El libro alcanza un éxito mundial, consigue el premio Goncourt, vende millones de ejemplares, los periódicos, la radio y la televisión hablan de ella; la imitan, recibe miles de cartas, el París artístico e intelectual se postra ante ella. Actúa como una vedette, elogia a Mitterrand, que es ahora presidente de la república, aunque no por ello dejará de tener diferencias cuando pretenda publicar un libro con entrevistas entre ambos, que no llegará a imprimirse: Mitterrand se niega; pero, más tarde, Duras escribe una obra teatral basada en sus conversaciones que tiene gran éxito, Marguerite et le Président. Duras exhibe su vida pasada sin reparar en el dolor que pueda causar a otros. Así, en 1985, publica El dolor donde narra el retorno de su ex marido, Robert Antelme, tras la deportación nazi, libro que hiere profundamente a la familia de Antelme. Hará lo mismo con Yann Andréa: en Ojos azules, pelo negro describe sin rubor su intimidad, su vida entera. Vuelve a caer en el alcohol. Está llegando al final. Cuando termina 1988, tras una operación, entra en coma, y permanecerá así durante ocho meses. Increíblemente, se recupera, vive de nuevo. Al año siguiente, Jean-Jacques Annaud le propone rodar una película sobre El amante, y acepta; se pelea, pero, al final, cobra dos millones y medio de francos para dejar que la película siga adelante. El filme tendrá un gran éxito, y hará más universal el nombre de Duras. Ella odia ya la novela, y empieza a reelaborar, otra vez, la historia del amante, que tendrá lista en mayo de 1990, y que aparecerá con el título de El amante de la China del Norte.
Desde hacía mucho tiempo, Duras no toleraba la menor crítica a sus textos: era capaz de distanciarse e incluso de romper con sus amigos ante la menor crítica. El éxito de El amante la transformó, hasta el punto de caer en el ridículo, llevando su narcisismo a extremos delirantes. Al final de su vida, apenas hablaba de nada que no fuese ella misma. Mintió tanto, que ya no sabía cuál era la verdad, habiendo creado un personaje de sí misma, inventando su vida, creyendo sus propias ficciones, sintiéndose de nuevo, cuando estaba borracha, la niña de Indochina. Feminista, obsesionada con su madre, siempre temerosa de volverse loca, codiciosa, autoritaria, aunque supo ser también encantadora, autora de una obra desigual, escribió otra vez la historia del amante chino escuchando Blue Moon, mientras su cara devastada se iba haciendo cada vez más oriental, como si ella misma fuese china.
Marguerite Duras era una chica pobre que viajaba en los autobuses donde sólo iban vietnamitas, entre campesinos silenciosos y mujeres que masticaban tabaco de betel. «Muy pronto en la vida fue demasiado tarde», escribió en El amante.
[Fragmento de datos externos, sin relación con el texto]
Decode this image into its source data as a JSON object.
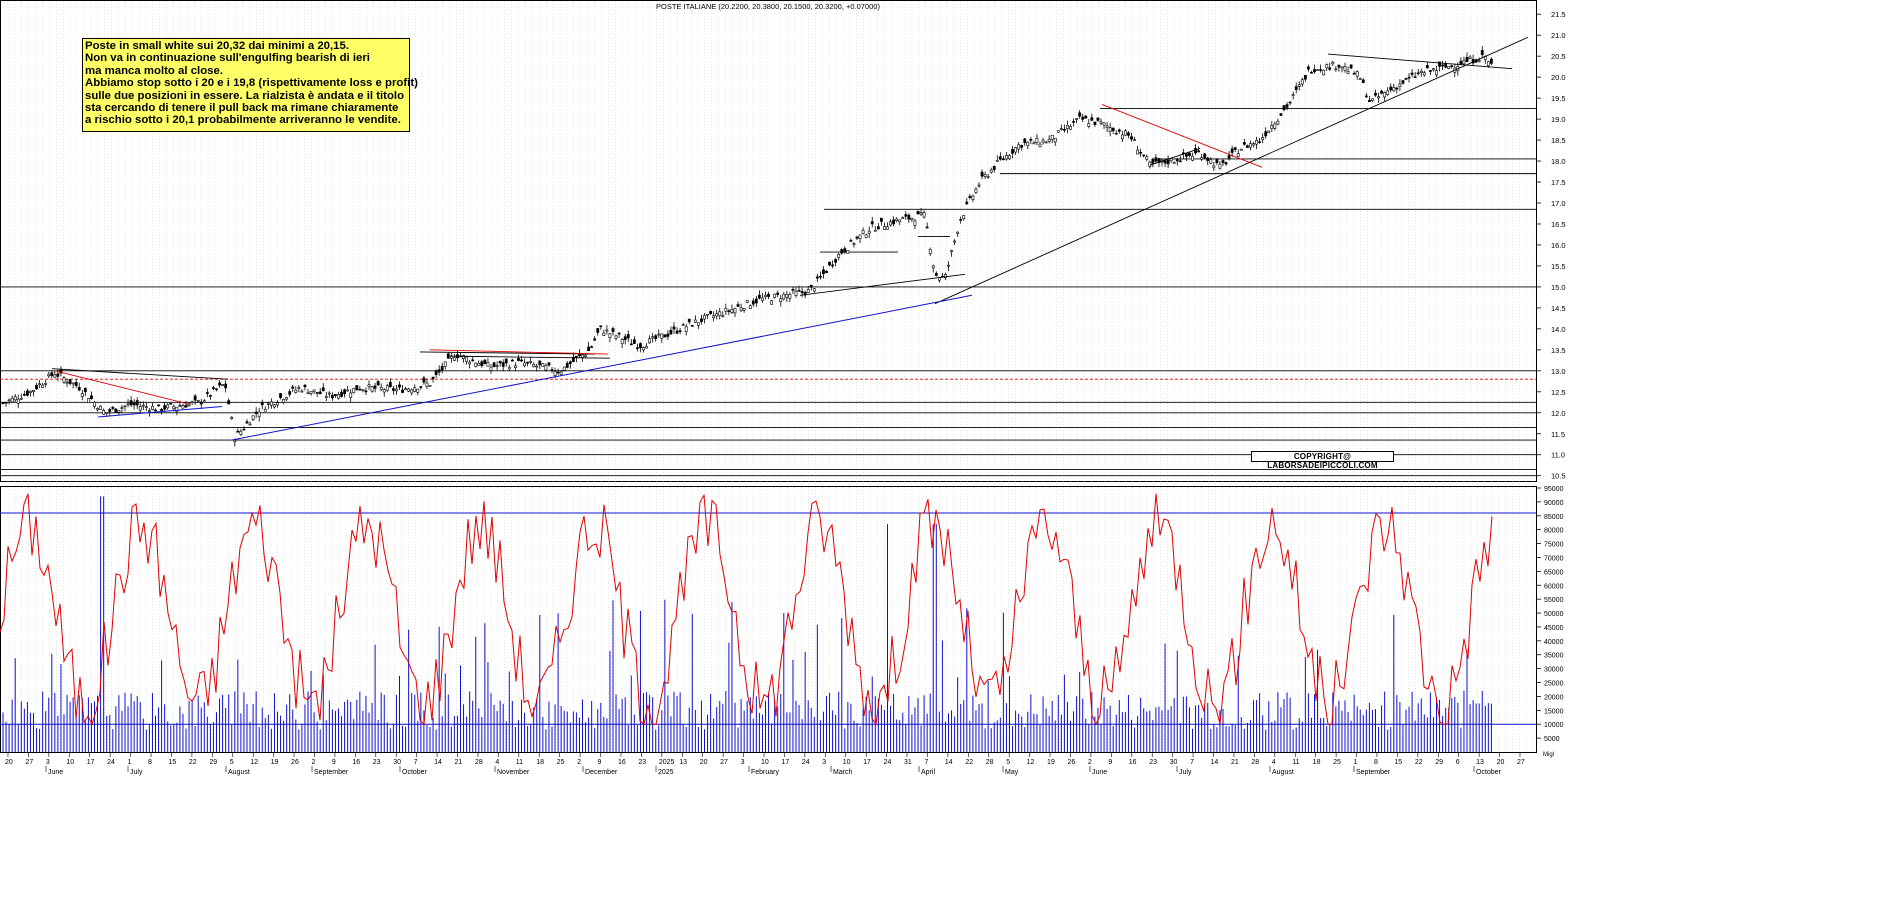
{
  "chart_data": {
    "type": "candlestick-with-indicator",
    "title": "POSTE ITALIANE (20.2200, 20.3800, 20.1500, 20.3200, +0.07000)",
    "annotation": {
      "lines": [
        "Poste in small white sui 20,32 dai minimi a 20,15.",
        "Non va in continuazione sull'engulfing bearish di ieri",
        "ma manca molto al close.",
        "Abbiamo stop sotto i 20 e i 19,8 (rispettivamente loss e profit)",
        "sulle due posizioni in essere. La rialzista è andata e il titolo",
        "sta cercando di tenere il pull back ma rimane chiaramente",
        "a rischio sotto i 20,1 probabilmente arriveranno le vendite."
      ]
    },
    "copyright": "COPYRIGHT@ LABORSADEIPICCOLI.COM",
    "price_axis": {
      "ylim": [
        10.35,
        21.6
      ],
      "ticks": [
        "21.5",
        "21.0",
        "20.5",
        "20.0",
        "19.5",
        "19.0",
        "18.5",
        "18.0",
        "17.5",
        "17.0",
        "16.5",
        "16.0",
        "15.5",
        "15.0",
        "14.5",
        "14.0",
        "13.5",
        "13.0",
        "12.5",
        "12.0",
        "11.5",
        "11.0",
        "10.5"
      ]
    },
    "volume_axis": {
      "ylim": [
        0,
        95000
      ],
      "ticks": [
        "95000",
        "90000",
        "85000",
        "80000",
        "75000",
        "70000",
        "65000",
        "60000",
        "55000",
        "50000",
        "45000",
        "40000",
        "35000",
        "30000",
        "25000",
        "20000",
        "15000",
        "10000",
        "5000"
      ],
      "unit_label": "Migl"
    },
    "date_axis": {
      "day_ticks": [
        "20",
        "27",
        "3",
        "10",
        "17",
        "24",
        "1",
        "8",
        "15",
        "22",
        "29",
        "5",
        "12",
        "19",
        "26",
        "2",
        "9",
        "16",
        "23",
        "30",
        "7",
        "14",
        "21",
        "28",
        "4",
        "11",
        "18",
        "25",
        "2",
        "9",
        "16",
        "23",
        "2025",
        "13",
        "20",
        "27",
        "3",
        "10",
        "17",
        "24",
        "3",
        "10",
        "17",
        "24",
        "31",
        "7",
        "14",
        "22",
        "28",
        "5",
        "12",
        "19",
        "26",
        "2",
        "9",
        "16",
        "23",
        "30",
        "7",
        "14",
        "21",
        "28",
        "4",
        "11",
        "18",
        "25",
        "1",
        "8",
        "15",
        "22",
        "29",
        "6",
        "13",
        "20",
        "27"
      ],
      "months": [
        "June",
        "July",
        "August",
        "September",
        "October",
        "November",
        "December",
        "2025",
        "February",
        "March",
        "April",
        "May",
        "June",
        "July",
        "August",
        "September",
        "October"
      ]
    },
    "horizontal_levels": [
      15.0,
      13.0,
      12.25,
      12.0,
      11.65,
      11.35,
      11.0,
      10.65,
      10.5,
      17.7,
      18.05,
      19.25,
      16.85
    ],
    "dashed_level": 12.8,
    "red_indicator_overbought": 86000,
    "red_indicator_oversold": 10000,
    "series": [
      {
        "name": "candles",
        "kind": "ohlc",
        "description_points": [
          [
            0,
            12.2
          ],
          [
            30,
            12.5
          ],
          [
            55,
            12.95
          ],
          [
            80,
            12.6
          ],
          [
            105,
            12.0
          ],
          [
            130,
            12.2
          ],
          [
            160,
            12.1
          ],
          [
            200,
            12.25
          ],
          [
            225,
            12.7
          ],
          [
            235,
            11.4
          ],
          [
            260,
            12.1
          ],
          [
            300,
            12.6
          ],
          [
            330,
            12.4
          ],
          [
            360,
            12.6
          ],
          [
            400,
            12.55
          ],
          [
            430,
            12.7
          ],
          [
            455,
            13.4
          ],
          [
            490,
            13.1
          ],
          [
            520,
            13.2
          ],
          [
            560,
            13.0
          ],
          [
            590,
            13.5
          ],
          [
            600,
            14.0
          ],
          [
            640,
            13.6
          ],
          [
            700,
            14.2
          ],
          [
            760,
            14.7
          ],
          [
            810,
            14.9
          ],
          [
            840,
            15.8
          ],
          [
            870,
            16.4
          ],
          [
            900,
            16.6
          ],
          [
            925,
            16.7
          ],
          [
            935,
            15.3
          ],
          [
            945,
            15.2
          ],
          [
            960,
            16.6
          ],
          [
            980,
            17.5
          ],
          [
            1000,
            18.0
          ],
          [
            1020,
            18.4
          ],
          [
            1050,
            18.5
          ],
          [
            1080,
            19.0
          ],
          [
            1100,
            18.9
          ],
          [
            1130,
            18.6
          ],
          [
            1150,
            17.9
          ],
          [
            1170,
            18.0
          ],
          [
            1200,
            18.2
          ],
          [
            1220,
            17.85
          ],
          [
            1240,
            18.3
          ],
          [
            1260,
            18.5
          ],
          [
            1290,
            19.4
          ],
          [
            1310,
            20.2
          ],
          [
            1340,
            20.3
          ],
          [
            1360,
            20.0
          ],
          [
            1370,
            19.4
          ],
          [
            1390,
            19.7
          ],
          [
            1420,
            20.1
          ],
          [
            1440,
            20.2
          ],
          [
            1470,
            20.4
          ],
          [
            1485,
            20.5
          ],
          [
            1490,
            20.3
          ]
        ]
      },
      {
        "name": "volume",
        "kind": "bars"
      },
      {
        "name": "oscillator",
        "kind": "line"
      }
    ]
  }
}
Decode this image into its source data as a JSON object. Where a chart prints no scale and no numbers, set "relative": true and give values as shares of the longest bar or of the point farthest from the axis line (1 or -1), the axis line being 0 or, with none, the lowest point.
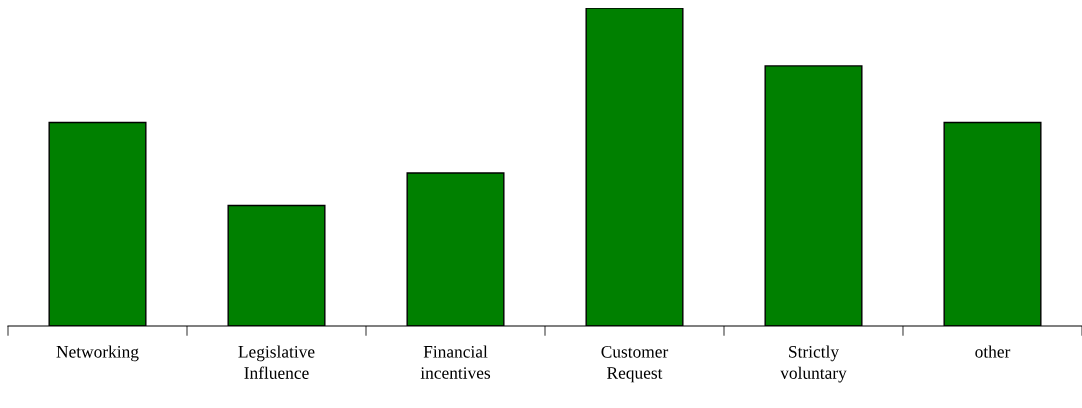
{
  "chart_data": {
    "type": "bar",
    "relative": true,
    "categories": [
      "Networking",
      "Legislative\nInfluence",
      "Financial\nincentives",
      "Customer\nRequest",
      "Strictly\nvoluntary",
      "other"
    ],
    "values": [
      0.64,
      0.379,
      0.481,
      1,
      0.818,
      0.64
    ],
    "color": "#008000",
    "grid": false,
    "legend": false
  }
}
Era la chica que paseaba con Léo por el barrio de Cholon, entre el bullicio de la ciudad china; la que tomaba el trasbordador entre Vĩnh Long y Sa Đéc; la jovencita a quien su madre dejaría salir vestida de prostituta, para subir a la limusina del hombre rico; la muchacha que recordaría durante toda su vida los barcos que partían de Saigón, lanzando siempre tres lamentos con sus sirenas, que cruzaban toda la ciudad, mientras los pasajeros y quienes habían ido a despedirles rompían a llorar, y el paquebot negro se perdía en el horizonte, camino del Mar de China, dejando atrás la tierra húmeda, el delta del Mekong, los monzones, la vida, y la niña que cogía con la mano el aire azul de las noches de Indochina.